South Dakota State broadened its global outreach with 470 international students enrolled this fall, including 43 incoming freshmen and 25 international transfer students, both up significantly from last year. Students are enrolled from all 50 states (63 percent of all students are from South Dakota) and from 72 countries.
The number of students enrolled in pharmacy and nursing professional practice programs increased to 407 students, up 10 percent for the second consecutive year.
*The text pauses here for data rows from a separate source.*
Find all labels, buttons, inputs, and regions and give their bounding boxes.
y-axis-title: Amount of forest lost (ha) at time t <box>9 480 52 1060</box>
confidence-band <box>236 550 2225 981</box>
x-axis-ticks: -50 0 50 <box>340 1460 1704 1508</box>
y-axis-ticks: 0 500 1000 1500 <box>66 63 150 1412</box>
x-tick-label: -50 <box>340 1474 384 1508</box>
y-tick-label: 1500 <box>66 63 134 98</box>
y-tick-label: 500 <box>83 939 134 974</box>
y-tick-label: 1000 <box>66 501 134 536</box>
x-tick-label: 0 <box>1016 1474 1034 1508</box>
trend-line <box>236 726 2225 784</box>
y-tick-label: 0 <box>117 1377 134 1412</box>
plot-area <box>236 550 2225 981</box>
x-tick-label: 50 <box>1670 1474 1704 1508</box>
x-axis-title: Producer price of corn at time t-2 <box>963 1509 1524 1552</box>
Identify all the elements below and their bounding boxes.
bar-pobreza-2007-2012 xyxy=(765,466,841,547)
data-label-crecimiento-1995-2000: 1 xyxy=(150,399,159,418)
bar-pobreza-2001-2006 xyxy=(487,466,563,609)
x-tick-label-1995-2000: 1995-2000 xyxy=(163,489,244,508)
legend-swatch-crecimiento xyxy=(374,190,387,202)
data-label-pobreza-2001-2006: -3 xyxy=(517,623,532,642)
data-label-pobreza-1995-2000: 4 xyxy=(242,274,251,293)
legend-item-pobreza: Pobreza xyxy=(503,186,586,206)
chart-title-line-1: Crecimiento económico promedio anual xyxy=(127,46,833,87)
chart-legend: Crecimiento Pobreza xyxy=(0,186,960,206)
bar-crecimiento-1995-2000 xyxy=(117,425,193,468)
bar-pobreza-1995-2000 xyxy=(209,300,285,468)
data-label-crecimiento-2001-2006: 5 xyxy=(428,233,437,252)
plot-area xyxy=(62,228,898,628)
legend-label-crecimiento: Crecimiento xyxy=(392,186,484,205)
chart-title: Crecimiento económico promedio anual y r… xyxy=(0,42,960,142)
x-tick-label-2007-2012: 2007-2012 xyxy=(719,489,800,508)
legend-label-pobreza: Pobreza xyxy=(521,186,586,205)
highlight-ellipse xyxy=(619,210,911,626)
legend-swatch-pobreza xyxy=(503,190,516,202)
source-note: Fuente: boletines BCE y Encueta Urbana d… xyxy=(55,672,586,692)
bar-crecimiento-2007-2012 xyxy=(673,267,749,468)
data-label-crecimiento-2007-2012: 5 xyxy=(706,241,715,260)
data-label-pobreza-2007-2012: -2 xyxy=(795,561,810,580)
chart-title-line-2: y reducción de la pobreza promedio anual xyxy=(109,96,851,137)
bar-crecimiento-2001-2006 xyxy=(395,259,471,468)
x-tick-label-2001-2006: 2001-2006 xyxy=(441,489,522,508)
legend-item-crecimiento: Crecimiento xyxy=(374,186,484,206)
The growth of the pharmacy program can be attributed to continuing planned expansion, while the growth in nursing includes students in the doctor of nursing practice program.
“Key goals accomplished this year for undergraduate students include an increase in retention from first- to second-year students, enrolling a freshman class within the 2,200 to 2,300 target range, and an increase in the number of transfer students and international undergraduate students,” Chicoine said.
“The programs initiated to support the undergraduate experience are increasing freshman-to-sophomore retention and are putting students in positions to graduate on time.”
Residential life facilities for freshmen and sophomores continue to exceed 100 percent of capacity.
The completion of the Jackrabbit Grove will add 800 beds to the southeast campus freshman/sophomore neighborhood in fall 2013 and will match the number of available beds with the number of freshman and sophomore students required to live on campus.